8.The portrait of Blake, as a little boy, quiet, going up the tree, falling? Brave with the iodine? The teenage Blake, always reading, Dostoyevsky, learning to drive, his exasperation at the camp, in the water, the drink, his father’s jokes? The betrayal – and seeing him bring Beaty? Sandra’s coming into the house, the sexual relationship? His continual concern about his mother, the Christmas parties? The growing anger? Blake at forty, his wife and children, love for his wife, tension? His being urged to hurry for the award, the comment on the sex police? Packing and moving, the chandelier? His response to his father’s illness, his need to talk with his father, going through the papers, going into the workshop? Being with his father when he died? His response to his mother’s grief? The funeral? The talk afterwards, especially with Beaty? The experience of his father’s love?

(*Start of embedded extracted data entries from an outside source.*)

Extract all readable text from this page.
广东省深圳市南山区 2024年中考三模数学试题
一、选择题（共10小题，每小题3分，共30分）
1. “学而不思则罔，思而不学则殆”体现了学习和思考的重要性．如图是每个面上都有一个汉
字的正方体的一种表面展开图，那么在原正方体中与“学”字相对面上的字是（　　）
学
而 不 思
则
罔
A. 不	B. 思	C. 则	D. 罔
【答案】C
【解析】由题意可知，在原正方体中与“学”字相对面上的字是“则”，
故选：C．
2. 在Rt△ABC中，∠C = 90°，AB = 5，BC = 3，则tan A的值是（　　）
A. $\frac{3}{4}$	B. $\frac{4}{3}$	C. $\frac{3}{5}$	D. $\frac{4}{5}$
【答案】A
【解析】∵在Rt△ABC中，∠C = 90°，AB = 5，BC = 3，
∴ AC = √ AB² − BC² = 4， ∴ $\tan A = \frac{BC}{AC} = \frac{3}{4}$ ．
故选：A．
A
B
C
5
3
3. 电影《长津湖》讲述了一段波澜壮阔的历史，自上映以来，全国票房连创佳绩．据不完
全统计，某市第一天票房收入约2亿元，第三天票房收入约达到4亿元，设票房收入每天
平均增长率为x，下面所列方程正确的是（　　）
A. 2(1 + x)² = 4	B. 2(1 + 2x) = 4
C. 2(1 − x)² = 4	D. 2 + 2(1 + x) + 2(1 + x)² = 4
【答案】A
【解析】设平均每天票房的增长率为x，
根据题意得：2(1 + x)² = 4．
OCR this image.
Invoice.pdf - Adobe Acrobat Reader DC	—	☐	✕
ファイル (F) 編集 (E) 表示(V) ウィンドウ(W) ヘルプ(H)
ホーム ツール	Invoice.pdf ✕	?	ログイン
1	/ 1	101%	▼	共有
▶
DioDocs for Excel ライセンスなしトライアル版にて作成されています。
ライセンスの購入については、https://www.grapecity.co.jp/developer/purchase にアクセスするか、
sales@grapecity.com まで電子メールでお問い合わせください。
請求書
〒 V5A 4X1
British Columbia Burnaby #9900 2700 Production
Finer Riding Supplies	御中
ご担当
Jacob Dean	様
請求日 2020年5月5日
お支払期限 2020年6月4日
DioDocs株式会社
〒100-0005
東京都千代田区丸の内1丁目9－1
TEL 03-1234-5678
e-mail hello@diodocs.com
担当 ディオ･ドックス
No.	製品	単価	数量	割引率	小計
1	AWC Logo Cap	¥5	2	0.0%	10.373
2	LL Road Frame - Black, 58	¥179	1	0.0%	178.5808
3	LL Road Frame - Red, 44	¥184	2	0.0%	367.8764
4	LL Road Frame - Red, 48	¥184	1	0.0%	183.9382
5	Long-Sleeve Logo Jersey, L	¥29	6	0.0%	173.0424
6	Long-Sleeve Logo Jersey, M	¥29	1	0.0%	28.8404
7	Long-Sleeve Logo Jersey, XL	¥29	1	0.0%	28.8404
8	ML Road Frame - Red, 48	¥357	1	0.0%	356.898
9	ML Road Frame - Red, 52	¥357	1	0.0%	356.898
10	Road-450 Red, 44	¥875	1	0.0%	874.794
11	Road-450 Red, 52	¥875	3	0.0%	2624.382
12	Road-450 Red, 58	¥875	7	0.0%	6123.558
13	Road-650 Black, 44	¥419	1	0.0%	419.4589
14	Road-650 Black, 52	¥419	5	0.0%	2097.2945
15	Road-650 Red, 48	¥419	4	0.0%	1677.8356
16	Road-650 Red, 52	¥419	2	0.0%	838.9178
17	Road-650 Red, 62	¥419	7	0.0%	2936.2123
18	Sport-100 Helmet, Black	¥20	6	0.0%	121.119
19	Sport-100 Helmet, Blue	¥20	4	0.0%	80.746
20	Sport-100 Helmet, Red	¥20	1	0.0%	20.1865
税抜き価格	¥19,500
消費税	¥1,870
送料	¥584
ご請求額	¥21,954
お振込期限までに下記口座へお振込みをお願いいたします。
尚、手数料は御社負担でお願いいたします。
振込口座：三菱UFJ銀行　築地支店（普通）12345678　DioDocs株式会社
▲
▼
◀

9.His mother, silent, the doctor, devoted, love for her children, her upset with Beaty, the migraines, devoted to her husband, washing him, the death? The wake, the kiss?

10.Sandra, pert, Scottish, the sexual relationship, her admiration for Arthur, Arthur giving her the money for the house, marriage, divorce, Blake’s visit and their discussing the past?

11.Beaty and her daughter, the relationship with Arthur, the outings, Christmas celebrations? The mother greeting her at the wake? Blake and his wanting to talk with her, her wanting something for herself – and her final words to Blake?

12.Jillian, as a young girl, relationship with Blake, with her father, the illness, the funeral? The tensions with Blake?

13.Kathy, her love for her husband, the children, the phone calls, feeling that Blake was distant?

14.A film of feeling, audiences identifying with the characters, their experiences, illness and death, comparisons with their own experiences, a film of insight? Of human fallibility and needs? Of human love?